Ranji Trophy is more difficult than India A: Shreyas Iyer

Ranji Trophy is more difficult than India A: Shreyas Iyer

Iyer was a part of the India T20I team for the Windies and Australia series but has been dropped for the New Zealand tour.

Shreyas Iyer
Shreyas Iyer of India. (Photo by Richard Huggard/Gallo Images/Getty Images)

Shreyas Iyer has been one of the most consistent performers in the domestic circuit in the last few years. The Mumbai star has been churning out runs almost at all levels and across formats which helped him to make his international debut in 2017. Iyer who last played in the national colors in February 2018 has been in good form in the ongoing season as well. In October last year, he led Mumbai to the Vijay Hazare Trophy title win, scoring 373 runs at an average of over 93.

Last month, the right-hander blasted a 139-ball 178 in the Ranji Trophy tie against Baroda. In the following game, he slammed 83 off just 60 balls, helping Mumbai take the command against Saurashtra. The knock comprised as many as seven sixes, three of them off successive balls from left-arm spinner Dharmendra Jadeja. Unsurprisingly, he always is on the radar for selection in the national team.

However, with not too spots available in the team, Iyer has failed to cement his place as of now. As a result, he has been a regular player for India A for quite some time now. His last appearance came during India A’s tour of New Zealand where he scored two fifties in the three-match one-day game. A few days later, he received a big setback after being dropped from the T20I squad for the upcoming series in New Zealand.

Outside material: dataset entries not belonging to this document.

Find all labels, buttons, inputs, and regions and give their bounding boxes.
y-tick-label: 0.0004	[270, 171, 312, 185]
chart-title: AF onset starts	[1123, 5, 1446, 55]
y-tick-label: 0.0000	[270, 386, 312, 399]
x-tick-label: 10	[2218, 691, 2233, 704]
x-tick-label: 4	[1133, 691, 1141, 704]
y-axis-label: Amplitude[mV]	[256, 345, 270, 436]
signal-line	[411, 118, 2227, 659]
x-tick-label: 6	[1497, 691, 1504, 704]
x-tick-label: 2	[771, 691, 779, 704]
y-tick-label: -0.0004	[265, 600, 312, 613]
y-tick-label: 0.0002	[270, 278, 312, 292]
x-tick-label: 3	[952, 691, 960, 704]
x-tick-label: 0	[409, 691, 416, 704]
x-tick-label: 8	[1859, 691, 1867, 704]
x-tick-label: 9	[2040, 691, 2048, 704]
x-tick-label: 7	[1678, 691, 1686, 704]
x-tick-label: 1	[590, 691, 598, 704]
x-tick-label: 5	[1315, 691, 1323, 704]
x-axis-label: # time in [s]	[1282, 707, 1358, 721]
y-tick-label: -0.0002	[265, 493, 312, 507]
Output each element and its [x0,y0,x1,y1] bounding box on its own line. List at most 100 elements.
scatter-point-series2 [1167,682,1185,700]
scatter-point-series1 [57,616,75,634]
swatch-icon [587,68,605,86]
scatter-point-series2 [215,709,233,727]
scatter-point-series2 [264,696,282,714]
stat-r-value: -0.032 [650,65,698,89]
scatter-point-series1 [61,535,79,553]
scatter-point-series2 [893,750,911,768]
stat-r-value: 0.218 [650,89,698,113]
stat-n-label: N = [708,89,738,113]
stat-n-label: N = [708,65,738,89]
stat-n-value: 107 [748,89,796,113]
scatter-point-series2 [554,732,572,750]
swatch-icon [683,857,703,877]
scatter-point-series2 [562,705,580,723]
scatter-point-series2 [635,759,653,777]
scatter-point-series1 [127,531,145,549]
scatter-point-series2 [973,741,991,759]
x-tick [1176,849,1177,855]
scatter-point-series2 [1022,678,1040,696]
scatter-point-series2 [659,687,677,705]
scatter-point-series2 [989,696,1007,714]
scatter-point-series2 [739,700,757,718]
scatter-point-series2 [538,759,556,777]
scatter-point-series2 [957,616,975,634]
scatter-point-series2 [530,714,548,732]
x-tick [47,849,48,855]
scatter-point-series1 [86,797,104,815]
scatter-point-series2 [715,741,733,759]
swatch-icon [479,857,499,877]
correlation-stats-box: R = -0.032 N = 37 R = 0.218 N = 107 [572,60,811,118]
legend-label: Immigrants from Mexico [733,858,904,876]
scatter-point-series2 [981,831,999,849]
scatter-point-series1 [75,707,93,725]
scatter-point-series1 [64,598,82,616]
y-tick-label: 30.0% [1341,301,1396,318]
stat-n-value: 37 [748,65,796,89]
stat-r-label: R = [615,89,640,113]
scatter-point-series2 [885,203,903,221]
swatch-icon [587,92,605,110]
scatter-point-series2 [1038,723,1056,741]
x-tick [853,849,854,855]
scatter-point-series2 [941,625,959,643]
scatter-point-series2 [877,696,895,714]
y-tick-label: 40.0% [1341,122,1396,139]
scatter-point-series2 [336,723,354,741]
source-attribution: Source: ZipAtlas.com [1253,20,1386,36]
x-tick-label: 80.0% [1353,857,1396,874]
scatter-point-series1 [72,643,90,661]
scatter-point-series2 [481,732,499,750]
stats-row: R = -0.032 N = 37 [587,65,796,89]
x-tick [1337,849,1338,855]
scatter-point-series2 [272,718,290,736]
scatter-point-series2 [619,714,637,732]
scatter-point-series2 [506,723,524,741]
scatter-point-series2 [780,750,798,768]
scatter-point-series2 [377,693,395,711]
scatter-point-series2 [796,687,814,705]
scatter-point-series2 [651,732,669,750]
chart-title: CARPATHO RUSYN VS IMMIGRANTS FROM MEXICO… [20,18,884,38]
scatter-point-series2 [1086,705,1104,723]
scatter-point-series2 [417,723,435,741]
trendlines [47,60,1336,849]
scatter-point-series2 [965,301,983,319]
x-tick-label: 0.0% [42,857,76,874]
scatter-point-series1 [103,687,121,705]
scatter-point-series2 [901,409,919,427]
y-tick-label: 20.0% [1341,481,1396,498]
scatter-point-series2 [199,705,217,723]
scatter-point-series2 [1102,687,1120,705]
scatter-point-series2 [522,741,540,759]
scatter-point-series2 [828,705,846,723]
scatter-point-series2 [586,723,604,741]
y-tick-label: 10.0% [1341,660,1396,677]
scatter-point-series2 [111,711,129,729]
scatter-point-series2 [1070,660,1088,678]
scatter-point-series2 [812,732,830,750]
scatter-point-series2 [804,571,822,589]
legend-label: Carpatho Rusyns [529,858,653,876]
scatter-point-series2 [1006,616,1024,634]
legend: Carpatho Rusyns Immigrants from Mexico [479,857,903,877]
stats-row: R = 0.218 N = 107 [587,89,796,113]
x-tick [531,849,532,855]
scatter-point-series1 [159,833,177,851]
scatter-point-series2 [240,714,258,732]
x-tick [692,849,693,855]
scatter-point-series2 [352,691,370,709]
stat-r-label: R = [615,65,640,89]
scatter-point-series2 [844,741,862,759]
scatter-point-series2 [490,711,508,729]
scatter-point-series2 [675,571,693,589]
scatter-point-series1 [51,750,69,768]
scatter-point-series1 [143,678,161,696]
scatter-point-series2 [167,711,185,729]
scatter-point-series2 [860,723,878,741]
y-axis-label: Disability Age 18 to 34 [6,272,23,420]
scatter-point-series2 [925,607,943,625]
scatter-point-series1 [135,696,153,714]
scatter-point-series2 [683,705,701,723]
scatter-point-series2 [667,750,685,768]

The snub would have been a hard pill to swallow for the youngster as he was recently recalled to the squad for the series against Windies and Australia. However, he did not play a single game before the selectors decided to exclude him again.

Playing Ranji Trophy difficult than playing for India India A:

An experienced Ranji Trophy player, Iyer has not made a startling claim, insisting that the level of country’s premier first-class tournament is tougher than that of A teams where the fringe players of each country battle hard to secure a place in the senior team.

“Sometimes I feel Ranji Trophy is more difficult than India A. When it comes to India A, you have already performed consistently in Ranji Trophy, proven your worth and have come to a higher level,” Iyer told Sportstar.

“You play along with players from other states and with so many exposure tours, you are sort of settled into the India A set-up along with other regulars. Suddenly coming back to Ranji Trophy, you have to get re-acquainted with some of the players in the state team whom you may not have played with,” he added.